I, like Chesterton, would never consider pessimism to be a virtue either. I will address the issue of pessimism in the coming weeks and the ultimate alternative to both foolish extremes. Still, I want to leave the reader with the very serious possibility that an optimistic view of life is hardly the best. I think it very unlikely that the world can be saved from within. Man has had thousands of years of recorded history to fix injustice and suffering. Maybe progress has been made. After all, we got rid of slavery, right? Why then are people more morose, listless, and suicidal than ever? (Ecclesiastes, anyone?) Maybe they just aren't being optimistic enough... but I think it more likely that they have been sold a falsely positive view of the world and can't cope with the reality. All those cynics are disappointed romantics.

*This was not a true story. It was a hypothetical. I always liked the senior class president.

1 comment:

  1. "I need someone to tell me that the world sucks and its ruined and broken and the only hope for man exists altogether outside it."

    Good quote...almost sounds optimistic...

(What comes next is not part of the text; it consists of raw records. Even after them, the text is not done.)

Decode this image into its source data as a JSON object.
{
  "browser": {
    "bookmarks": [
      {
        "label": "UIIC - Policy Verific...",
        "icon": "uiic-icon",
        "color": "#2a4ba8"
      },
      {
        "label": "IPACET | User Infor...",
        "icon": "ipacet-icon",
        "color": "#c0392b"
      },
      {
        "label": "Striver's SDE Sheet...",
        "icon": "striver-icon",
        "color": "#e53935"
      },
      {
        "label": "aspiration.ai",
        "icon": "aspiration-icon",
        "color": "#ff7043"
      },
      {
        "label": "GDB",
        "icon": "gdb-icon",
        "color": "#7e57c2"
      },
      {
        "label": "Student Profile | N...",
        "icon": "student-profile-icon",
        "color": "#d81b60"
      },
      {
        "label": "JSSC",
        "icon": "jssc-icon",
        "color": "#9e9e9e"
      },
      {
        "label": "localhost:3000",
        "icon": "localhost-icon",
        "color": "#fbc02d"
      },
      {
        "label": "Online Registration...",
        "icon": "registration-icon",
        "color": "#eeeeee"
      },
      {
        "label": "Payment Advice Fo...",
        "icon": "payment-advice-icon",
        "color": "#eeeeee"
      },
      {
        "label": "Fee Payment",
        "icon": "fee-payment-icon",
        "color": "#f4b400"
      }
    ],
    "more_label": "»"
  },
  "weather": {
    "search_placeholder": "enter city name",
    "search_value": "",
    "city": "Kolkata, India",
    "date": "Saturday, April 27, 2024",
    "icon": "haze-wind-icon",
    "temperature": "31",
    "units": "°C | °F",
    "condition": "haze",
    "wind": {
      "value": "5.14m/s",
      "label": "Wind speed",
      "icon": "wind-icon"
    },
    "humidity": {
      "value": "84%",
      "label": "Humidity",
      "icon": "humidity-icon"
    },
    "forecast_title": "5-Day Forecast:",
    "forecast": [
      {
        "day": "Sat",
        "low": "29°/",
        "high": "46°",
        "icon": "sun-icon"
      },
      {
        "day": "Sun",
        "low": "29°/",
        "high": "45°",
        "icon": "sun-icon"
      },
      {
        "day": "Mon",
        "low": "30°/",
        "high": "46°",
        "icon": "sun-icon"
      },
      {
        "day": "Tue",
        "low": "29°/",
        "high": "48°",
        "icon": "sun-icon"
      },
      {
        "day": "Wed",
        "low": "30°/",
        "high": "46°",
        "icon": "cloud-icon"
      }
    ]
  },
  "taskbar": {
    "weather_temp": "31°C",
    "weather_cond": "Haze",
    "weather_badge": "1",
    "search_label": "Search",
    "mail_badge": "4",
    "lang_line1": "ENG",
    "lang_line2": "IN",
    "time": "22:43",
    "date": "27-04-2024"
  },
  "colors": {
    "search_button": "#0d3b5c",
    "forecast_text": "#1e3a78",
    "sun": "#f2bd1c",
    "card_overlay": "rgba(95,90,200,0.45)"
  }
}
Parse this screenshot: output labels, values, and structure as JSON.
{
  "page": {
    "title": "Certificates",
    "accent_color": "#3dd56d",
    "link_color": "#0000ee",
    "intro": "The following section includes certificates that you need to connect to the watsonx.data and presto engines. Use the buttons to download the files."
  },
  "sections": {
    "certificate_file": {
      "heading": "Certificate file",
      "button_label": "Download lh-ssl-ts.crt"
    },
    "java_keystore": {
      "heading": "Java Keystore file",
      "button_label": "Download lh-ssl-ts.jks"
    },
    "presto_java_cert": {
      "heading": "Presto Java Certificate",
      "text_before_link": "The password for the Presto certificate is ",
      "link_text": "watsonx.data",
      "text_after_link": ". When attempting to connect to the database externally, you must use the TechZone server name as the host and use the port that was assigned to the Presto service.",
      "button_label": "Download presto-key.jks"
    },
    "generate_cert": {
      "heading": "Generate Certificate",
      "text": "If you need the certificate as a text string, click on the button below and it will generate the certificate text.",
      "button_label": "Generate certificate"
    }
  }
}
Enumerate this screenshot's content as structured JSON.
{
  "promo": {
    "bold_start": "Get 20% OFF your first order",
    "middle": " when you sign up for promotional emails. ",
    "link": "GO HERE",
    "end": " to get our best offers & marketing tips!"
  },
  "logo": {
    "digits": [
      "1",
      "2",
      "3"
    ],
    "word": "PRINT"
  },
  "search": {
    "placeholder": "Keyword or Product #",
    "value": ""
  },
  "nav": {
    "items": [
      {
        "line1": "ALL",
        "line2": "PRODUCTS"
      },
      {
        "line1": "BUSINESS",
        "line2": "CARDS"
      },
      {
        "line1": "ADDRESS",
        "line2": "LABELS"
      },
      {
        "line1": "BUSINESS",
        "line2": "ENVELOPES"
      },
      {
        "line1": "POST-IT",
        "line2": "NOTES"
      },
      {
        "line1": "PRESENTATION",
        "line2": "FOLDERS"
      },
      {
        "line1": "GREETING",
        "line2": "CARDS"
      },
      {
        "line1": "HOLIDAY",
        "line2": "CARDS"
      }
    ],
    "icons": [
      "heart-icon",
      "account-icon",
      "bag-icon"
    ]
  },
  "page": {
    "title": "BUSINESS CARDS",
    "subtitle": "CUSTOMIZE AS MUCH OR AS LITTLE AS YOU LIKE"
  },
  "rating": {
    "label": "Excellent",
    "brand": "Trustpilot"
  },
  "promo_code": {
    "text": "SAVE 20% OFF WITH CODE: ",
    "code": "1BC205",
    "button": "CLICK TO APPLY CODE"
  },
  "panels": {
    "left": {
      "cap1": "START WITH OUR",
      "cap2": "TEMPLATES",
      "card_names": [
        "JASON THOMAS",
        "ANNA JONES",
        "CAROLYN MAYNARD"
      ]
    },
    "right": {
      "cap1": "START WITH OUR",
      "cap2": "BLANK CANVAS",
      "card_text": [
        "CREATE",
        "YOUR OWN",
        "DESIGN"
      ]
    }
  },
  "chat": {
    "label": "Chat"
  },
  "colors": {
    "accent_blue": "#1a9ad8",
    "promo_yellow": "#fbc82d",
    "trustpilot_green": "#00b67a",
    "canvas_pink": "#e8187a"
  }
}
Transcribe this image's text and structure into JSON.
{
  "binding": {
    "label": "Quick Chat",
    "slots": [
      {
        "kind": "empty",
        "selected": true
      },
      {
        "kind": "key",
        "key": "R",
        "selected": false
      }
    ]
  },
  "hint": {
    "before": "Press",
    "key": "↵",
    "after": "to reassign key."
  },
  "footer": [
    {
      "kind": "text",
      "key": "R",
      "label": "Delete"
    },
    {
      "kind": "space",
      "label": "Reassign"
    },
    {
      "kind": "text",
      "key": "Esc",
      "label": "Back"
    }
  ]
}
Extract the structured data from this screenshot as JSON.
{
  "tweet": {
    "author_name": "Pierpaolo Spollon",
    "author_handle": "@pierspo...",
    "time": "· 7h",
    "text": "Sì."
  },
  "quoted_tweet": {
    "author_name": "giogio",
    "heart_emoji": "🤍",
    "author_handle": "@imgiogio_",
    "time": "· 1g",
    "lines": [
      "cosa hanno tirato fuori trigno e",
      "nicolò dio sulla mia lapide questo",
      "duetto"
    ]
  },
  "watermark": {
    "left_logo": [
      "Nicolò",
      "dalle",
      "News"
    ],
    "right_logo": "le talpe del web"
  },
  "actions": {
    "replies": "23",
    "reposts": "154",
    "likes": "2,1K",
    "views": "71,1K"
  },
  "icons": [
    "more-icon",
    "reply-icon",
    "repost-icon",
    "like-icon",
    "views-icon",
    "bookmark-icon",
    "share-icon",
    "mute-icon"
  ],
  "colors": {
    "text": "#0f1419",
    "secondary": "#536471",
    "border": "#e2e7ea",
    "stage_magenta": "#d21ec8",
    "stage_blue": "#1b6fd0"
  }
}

    I understand your point though. It is a good one. The best way I learned that was at a funeral. I thought, "This person was a believer, they loved God and have suffered a great deal for a long I should rejoice." I realized later that this is stupid.
    Death is death- it's a monster, horrible and despicable no matter what shape or form. It simply shouldn't happen and when anyone dies, we should deeply mourn as Jesus did for Lazarus.